Sunday
May312009
Sunday, May 31, 2009 at 10:39AM Box Office - $68 Million for 'Up' Buys Lots of Balloons
Up scored the third-biggest weekend in Pixar history, with a very strong $68 million debut. It trails only Finding Nemo and The Incredibles, both of which opened with $70 million. Because Pixar movies tend to have long lives theatrically, gobbling up a greater percentage of cash than a typical summer flick after the opening weekend, this indicates that Up will make well over $200 million over its run this summer.
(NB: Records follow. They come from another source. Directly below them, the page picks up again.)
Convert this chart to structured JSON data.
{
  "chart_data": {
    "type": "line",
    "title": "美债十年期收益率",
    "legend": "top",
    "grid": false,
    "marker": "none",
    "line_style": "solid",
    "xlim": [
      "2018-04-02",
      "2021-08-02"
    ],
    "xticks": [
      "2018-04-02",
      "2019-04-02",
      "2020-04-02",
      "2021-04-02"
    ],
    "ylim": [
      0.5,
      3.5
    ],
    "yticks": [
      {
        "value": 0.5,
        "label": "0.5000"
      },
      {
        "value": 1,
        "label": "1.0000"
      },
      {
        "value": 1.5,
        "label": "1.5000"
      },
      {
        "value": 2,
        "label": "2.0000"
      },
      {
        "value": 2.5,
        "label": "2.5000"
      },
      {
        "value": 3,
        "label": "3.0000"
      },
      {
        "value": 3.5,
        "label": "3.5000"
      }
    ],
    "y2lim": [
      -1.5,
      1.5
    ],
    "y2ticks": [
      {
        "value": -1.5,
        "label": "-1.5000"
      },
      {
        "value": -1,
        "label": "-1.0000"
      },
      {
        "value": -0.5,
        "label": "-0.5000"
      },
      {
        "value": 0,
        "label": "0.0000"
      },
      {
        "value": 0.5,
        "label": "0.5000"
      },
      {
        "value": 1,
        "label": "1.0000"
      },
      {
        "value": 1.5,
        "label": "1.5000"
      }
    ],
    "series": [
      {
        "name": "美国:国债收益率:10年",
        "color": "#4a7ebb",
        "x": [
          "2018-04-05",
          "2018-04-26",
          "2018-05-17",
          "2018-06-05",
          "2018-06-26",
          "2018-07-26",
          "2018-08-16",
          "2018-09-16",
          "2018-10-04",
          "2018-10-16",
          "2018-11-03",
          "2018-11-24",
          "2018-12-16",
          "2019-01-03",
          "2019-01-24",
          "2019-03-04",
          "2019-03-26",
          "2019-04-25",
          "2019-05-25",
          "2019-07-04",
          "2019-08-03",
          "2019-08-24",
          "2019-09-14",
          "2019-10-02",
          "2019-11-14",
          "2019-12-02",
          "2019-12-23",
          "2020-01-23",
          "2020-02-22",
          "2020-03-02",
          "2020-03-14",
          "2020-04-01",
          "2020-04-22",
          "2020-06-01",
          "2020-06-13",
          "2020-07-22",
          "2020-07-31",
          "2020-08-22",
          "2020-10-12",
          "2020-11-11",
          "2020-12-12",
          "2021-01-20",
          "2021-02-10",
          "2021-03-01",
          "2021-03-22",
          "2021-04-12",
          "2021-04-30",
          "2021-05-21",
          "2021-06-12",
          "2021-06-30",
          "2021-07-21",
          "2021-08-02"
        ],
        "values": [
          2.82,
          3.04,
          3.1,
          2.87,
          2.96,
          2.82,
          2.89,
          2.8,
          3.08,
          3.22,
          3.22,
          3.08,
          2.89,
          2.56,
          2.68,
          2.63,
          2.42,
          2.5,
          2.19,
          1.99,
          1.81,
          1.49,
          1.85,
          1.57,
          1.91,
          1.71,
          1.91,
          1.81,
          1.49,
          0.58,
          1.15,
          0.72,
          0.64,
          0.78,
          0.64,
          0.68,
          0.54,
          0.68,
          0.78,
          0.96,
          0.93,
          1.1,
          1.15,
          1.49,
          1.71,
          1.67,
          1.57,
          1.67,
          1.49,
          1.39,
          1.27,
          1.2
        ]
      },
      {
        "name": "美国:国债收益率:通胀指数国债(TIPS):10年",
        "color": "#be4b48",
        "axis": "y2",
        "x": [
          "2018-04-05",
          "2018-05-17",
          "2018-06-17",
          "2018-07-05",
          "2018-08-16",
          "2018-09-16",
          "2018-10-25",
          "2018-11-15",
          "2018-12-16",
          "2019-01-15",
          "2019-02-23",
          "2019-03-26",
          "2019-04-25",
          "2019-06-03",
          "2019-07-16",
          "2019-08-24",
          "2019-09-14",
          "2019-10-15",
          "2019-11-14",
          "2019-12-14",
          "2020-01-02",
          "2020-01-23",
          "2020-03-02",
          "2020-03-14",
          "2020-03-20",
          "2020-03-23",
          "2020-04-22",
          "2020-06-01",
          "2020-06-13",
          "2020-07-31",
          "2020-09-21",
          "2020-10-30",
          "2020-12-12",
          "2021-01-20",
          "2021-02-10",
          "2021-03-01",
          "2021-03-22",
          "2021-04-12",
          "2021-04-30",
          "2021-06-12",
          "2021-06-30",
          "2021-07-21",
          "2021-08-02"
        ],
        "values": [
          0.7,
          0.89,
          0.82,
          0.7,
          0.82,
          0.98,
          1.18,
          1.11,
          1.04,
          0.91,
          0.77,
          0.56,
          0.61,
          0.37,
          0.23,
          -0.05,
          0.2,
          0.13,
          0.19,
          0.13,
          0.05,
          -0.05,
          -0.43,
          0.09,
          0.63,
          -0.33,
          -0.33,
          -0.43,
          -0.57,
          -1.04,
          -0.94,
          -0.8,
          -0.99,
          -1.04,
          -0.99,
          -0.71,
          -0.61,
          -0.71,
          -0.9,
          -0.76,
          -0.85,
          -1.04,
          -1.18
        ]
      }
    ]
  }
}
It didn't face any direct new competition, although I can't help but think being tied to Up helped the also well-reviewed Drag Me to Hell, which was slow out of the gate. Up had the fourth strongest opening weekend of the year, and after this summer, it should still be a top six debut, at worst a top seven; there just aren't enough movies left with $200 million potential.
Night at the Museum dropped to second place, with $25 million, and Terminator Salvation watched 62% of its audience from last weekend completely evaporate. With $16 million this weekend and a total of only $90 million so far, Terminator appears headed for a sub-$140 million summer.
Drag Me to Hell finished in third place, where it would likely have always been, but the $16.6 million is substantially less than estimates. It might have a better hold than most horror movies, but it should have been over $20 million this weekend.
Star Trek wrapped up May with $209 million, and we predicted it would be around $210 million at this point, on its way to $255 million. We do know now that it won't fall short of $230 million, so probably anywhere in between $245 and $255 seems quite possible now.
The Top Five:
1 - Up ($68.2 million)
2 - Night at the Museum ($25.5 million)
3 - Drag Me to Hell ($16.6 million)
4 - Terminator Salvation ($16.1 million)
5 - Star Trek ($12.8 million)

1 - Up ($68.2 million)
2 - Night at the Museum ($25.5 million)
3 - Drag Me to Hell ($16.6 million)
4 - Terminator Salvation ($16.1 million)
5 - Star Trek ($12.8 million)


Reader Comments (3)
Unfortunately I think this weekends numbers for Terminator kind of signaled the end of the franchise as being a success into the future. It really needed to be huge out of the gate for a possible next installment to happen and with the audience rate dropping like that after only the second week things don't look good at all since its only at $90 million now.
I think the major problem is that as a time traveling franchise like it was for the first 3, the Terminator series was innovative. The story was complex enough to be something more than a straight action movie and everything worked. It was new and fresh. To save the future from the past dosen't seem that new but the first two terminators did it very well.
Now though that we are seeing the future for the whole movie its not as exciting or new for some reason. Terminator Salvation, though I did like it being a Terminator fan, for any one else just seems like the run of the mill sci-fi action flick. Terminators and robots in the future are nothing special at all, in the past they are, but in the future its just another action movie.
That's the problem. Plus Bale isn't that big of an audience draw and there were no other big stars who had power like Arnold did. Because of all that, the franchise needs some major re-tooling to make it new again or its dead.
Plus, people wanted to see John Connor. Not Batman.
The fifth one is supposed to go back to 2011, at least according to McG. I don't know if that would be a time travel movie (which this one wasn't) or if it's simply set in the past again. It is worth noting, though, that the third film did much better overseas than it did in the U.S., and that probably gave producers hope for the fourth one, even if it didn't clear whatever magic hurdle they had for its domestic returns.
I'm certain Warner Bros. won't be happy with where it's headed in the states. It won't even cover its production budget and then it probably had at least $75 million in marketing costs. The average is about $35 million, so my number is very conservative there. But with foreign receipts, DVD sales and rentals, subscriber services like HBO, and finally the cable and broadcast TV rights, it'll probably make close to $400, $500 million. So it won't lose money, but the margin isn't very good.